Cuba without Fidel Castro as president should move toward "peaceful, democratic change" and allow Cubans the chance to become "masters of their own lives," the Bush administration said Sunday.

"The Cuban people, facing the legacy of decades of tyranny, merit our solidarity and support as they seek to construct a brighter future," Secretary of State Condoleezza Rice said in a statement before Cuban lawmakers selected Castro's brother, Raul, as his successor. The ailing 81-year-old Fidel Castro said last week he would not accept another term as president.

"We urge the Cuban government to begin a process of peaceful, democratic change by releasing all political prisoners, respecting human rights and creating a clear pathway toward free and fair elections," Rice said in a statement released in Washington while she traveled in Asia.

Other countries should help the Cuban people with the transition to democracy, Rice said.

Raul Castro, 76, has headed Cuba's caretaker government for 19 months, since Fidel announced he had intestinal surgery and was provisionally ceding his powers.

"At this significant moment in Cuba's history, we reaffirm our belief that the Cuban people have an inalienable right to participate in an open and comprehensive dialogue about their country's future, free of fear and repression and to choose their leaders in democratic elections," Rice said.

"We support their efforts to obtain a voice in their national destiny and their desire to gain access to the resources and opportunities necessary to become masters of their own lives, enhance the well-being of their families and achieve their God-given potential," according to the statement.

The chairman of the Senate Foreign Relations Committee said the U.S. "should be preparing (for) what that transition is going to look like." Sen. Joe Biden, D-Del., suggested establishing mail service and easing travel restrictions for family visits. He did not favor lifting America's five-decade trade embargo "until there is a response to political prisoners, all the things that are wrong with this Castro administration."

But engaging Cuba in trade is a way to end "an outdated, outmoded, unrealistic, irrelevant policy," said Sen. Chuck Hagel, R-Neb. "It's always been nonsensical to me about this argument, `Well, it's a communist country, it's a communist regime.' What do people think Vietnam is? Or the People's Republic of China? ... We trade with them. We have relations. Great powers engage. Great powers are not afraid. Great powers trade."
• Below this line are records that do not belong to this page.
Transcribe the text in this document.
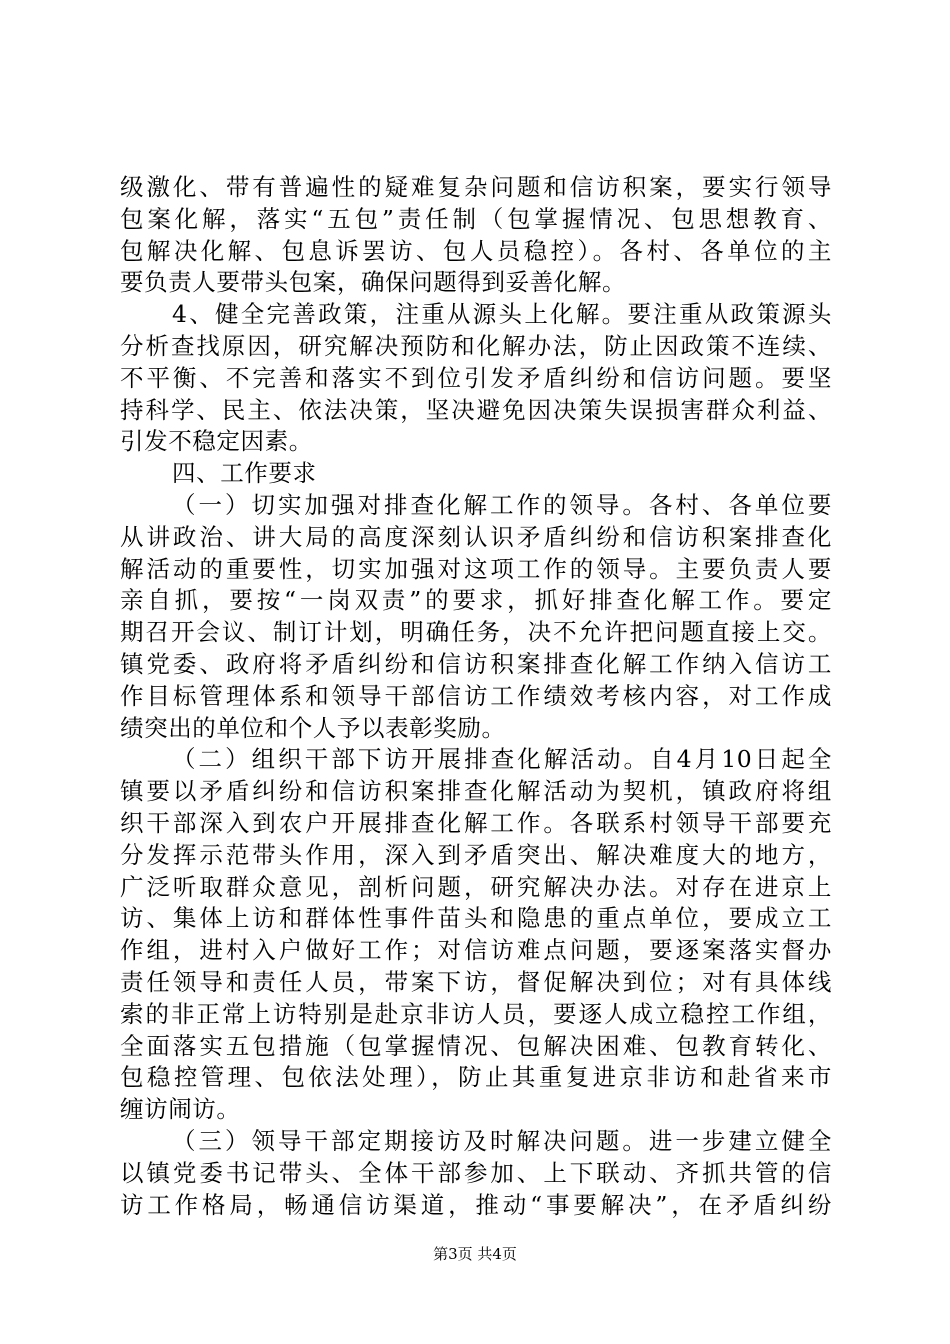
级激化、带有普遍性的疑难复杂问题和信访积案，要实行领导
包案化解，落实“五包”责任制（包掌握情况、包思想教育、
包解决化解、包息诉罢访、包人员稳控）。各村、各单位的主
要负责人要带头包案，确保问题得到妥善化解。
4、健全完善政策，注重从源头上化解。要注重从政策源头
分析查找原因，研究解决预防和化解办法，防止因政策不连续、
不平衡、不完善和落实不到位引发矛盾纠纷和信访问题。要坚
持科学、民主、依法决策，坚决避免因决策失误损害群众利益、
引发不稳定因素。
四、工作要求
（一）切实加强对排查化解工作的领导。各村、各单位要
从讲政治、讲大局的高度深刻认识矛盾纠纷和信访积案排查化
解活动的重要性，切实加强对这项工作的领导。主要负责人要
亲自抓，要按“一岗双责”的要求，抓好排查化解工作。要定
期召开会议、制订计划，明确任务，决不允许把问题直接上交。
镇党委、政府将矛盾纠纷和信访积案排查化解工作纳入信访工
作目标管理体系和领导干部信访工作绩效考核内容，对工作成
绩突出的单位和个人予以表彰奖励。
（二）组织干部下访开展排查化解活动。自4月10日起全
镇要以矛盾纠纷和信访积案排查化解活动为契机，镇政府将组
织干部深入到农户开展排查化解工作。各联系村领导干部要充
分发挥示范带头作用，深入到矛盾突出、解决难度大的地方，
广泛听取群众意见，剖析问题，研究解决办法。对存在进京上
访、集体上访和群体性事件苗头和隐患的重点单位，要成立工
作组，进村入户做好工作；对信访难点问题，要逐案落实督办
责任领导和责任人员，带案下访，督促解决到位；对有具体线
索的非正常上访特别是赴京非访人员，要逐人成立稳控工作组，
全面落实五包措施（包掌握情况、包解决困难、包教育转化、
包稳控管理、包依法处理），防止其重复进京非访和赴省来市
缠访闹访。
（三）领导干部定期接访及时解决问题。进一步建立健全
以镇党委书记带头、全体干部参加、上下联动、齐抓共管的信
访工作格局，畅通信访渠道，推动“事要解决”，在矛盾纠纷
第3页 共4页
Sen. Kay Bailey Hutchison, R-Texas, raised the possibility of talks with Raul Castro.

"If we can change the Sunni chieftains in Iraq, some of which were helping the insurgents against us, maybe talking to someone who seems to be a hard-core enemy doesn't hurt anything, and it might help," she said.

Hagel was on "Late Edition" on CNN, while Biden and Hutchison appeared on "This Week" on ABC.